И там же закончилась война для Вас? В 1945-м году?
Война там не кончилась для меня. Я очень, как все мои сверстники, хотел пойти в армию, но в армию меня долго не брали. Я работал на заводе, и в газете, и так просто, хотя особыми талантами не отличался, в смысле работы на станке и.т.д.
Я подал заявление в институт, хотел поехать в Москву. Дело в том, что я к этому времени был знаком с Эренбургом, и был знаком с Иосифом Уткиным. И я думал, что я приеду в Москву, приду к Эренбургу, и он меня устроит в военную газету. Я считал, что Эренбург меня помнит. Я не мог понять, что меня можно не помнить.
А потом, когда уже познакомился с Эренбургом, в другое время, гораздо позже, - так он со мной познакомился, как с новым человеком. Он ко мне хорошо относился, и это зафиксировано в его некоторых высказываниях, но нашу встречу в Киеве он не помнил. Это было после его возвращения из Франции. У нас была литературная группа, кружок такой, мы довольно серьезно там уже занимались литературой. Это слишком долго рассказывать, но дело не в этом. Приехал Эренбург в Киев.
Какой это год был?
1940-й год был, или 41-й, перед войной. Мы решили его пригласить к себе. И я, и руководительница нашего кружка, она потом фантастические вещи печатала в Москве. Мы пошли, пригласили его. На меня впечатление произвело: он был в каком-то костюме, это на меня произвело колоссальное впечатление, - костюм был какой-то мохнатый, из мохнатой материи.

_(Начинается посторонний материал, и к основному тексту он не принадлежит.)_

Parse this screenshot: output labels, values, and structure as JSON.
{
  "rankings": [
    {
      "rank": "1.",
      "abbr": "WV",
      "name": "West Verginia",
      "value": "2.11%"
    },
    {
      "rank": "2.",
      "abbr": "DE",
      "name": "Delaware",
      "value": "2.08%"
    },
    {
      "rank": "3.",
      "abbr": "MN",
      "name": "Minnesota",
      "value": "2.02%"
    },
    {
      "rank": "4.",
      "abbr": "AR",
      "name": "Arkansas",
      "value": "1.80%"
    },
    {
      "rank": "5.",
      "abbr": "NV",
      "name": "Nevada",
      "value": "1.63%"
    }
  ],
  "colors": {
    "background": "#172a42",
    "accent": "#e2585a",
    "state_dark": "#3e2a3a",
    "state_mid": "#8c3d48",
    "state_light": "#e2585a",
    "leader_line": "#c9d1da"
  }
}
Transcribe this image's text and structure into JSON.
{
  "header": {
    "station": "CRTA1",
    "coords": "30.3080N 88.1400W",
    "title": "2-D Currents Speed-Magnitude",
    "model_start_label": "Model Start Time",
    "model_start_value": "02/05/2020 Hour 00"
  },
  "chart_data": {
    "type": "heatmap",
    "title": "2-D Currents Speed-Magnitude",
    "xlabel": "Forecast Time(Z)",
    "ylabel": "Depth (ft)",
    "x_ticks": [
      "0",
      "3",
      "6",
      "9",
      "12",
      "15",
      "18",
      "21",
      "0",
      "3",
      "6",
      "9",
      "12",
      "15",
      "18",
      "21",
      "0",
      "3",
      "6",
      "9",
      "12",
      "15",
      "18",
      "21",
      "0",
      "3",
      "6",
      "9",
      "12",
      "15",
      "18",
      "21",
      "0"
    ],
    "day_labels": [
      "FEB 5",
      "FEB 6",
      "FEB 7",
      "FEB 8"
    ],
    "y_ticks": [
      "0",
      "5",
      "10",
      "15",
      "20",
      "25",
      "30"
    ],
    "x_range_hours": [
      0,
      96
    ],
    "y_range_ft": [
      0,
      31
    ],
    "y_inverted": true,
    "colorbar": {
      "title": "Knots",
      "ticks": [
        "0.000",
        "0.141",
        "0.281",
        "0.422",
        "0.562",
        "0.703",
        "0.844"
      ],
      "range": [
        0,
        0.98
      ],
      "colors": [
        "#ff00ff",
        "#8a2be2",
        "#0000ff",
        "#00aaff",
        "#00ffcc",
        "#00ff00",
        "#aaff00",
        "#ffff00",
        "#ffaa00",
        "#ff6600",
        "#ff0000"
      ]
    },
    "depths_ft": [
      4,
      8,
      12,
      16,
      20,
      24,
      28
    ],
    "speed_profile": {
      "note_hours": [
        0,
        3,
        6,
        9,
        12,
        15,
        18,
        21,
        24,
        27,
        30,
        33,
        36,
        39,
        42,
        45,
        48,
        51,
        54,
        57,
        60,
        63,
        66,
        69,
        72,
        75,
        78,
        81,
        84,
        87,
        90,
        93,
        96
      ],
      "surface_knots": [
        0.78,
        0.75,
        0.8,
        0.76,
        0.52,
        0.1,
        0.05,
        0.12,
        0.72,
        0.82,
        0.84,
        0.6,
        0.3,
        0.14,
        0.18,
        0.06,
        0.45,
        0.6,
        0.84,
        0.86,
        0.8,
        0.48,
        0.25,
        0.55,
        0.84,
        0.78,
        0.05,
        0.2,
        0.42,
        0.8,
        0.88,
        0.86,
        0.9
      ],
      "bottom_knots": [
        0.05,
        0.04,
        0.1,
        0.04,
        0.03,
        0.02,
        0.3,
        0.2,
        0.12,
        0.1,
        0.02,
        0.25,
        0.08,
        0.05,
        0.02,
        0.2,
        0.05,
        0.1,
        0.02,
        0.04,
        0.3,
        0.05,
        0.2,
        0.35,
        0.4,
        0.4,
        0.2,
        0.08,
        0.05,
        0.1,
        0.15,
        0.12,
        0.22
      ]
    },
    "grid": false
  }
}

Короче говоря, мы его пригласили, он, естественно, сказал, что у него нет времени. У него его и не было, и мы ушли. И тогда я сказал: «Что же я ходил, как дурак, и ничего!». А руководительница кружка сказала: «Вы знаете, Эма, а Вы вернитесь и скажите, что Вы застеснялись и забыли прочитать стихи».
Я постучал и сказал: «Илья Григорьевич, простите, я хотел Вам стихи почитать, но застеснялся». Он говорит: «Почитайте». И я ему прочел стихотворение одно. Оно ему понравилось, и он сказал, чтобы я ему записал. И я записал.
«Боль начинает наплывать, опять тебе назло.
А ты скорее за слова, но больше нету слов…»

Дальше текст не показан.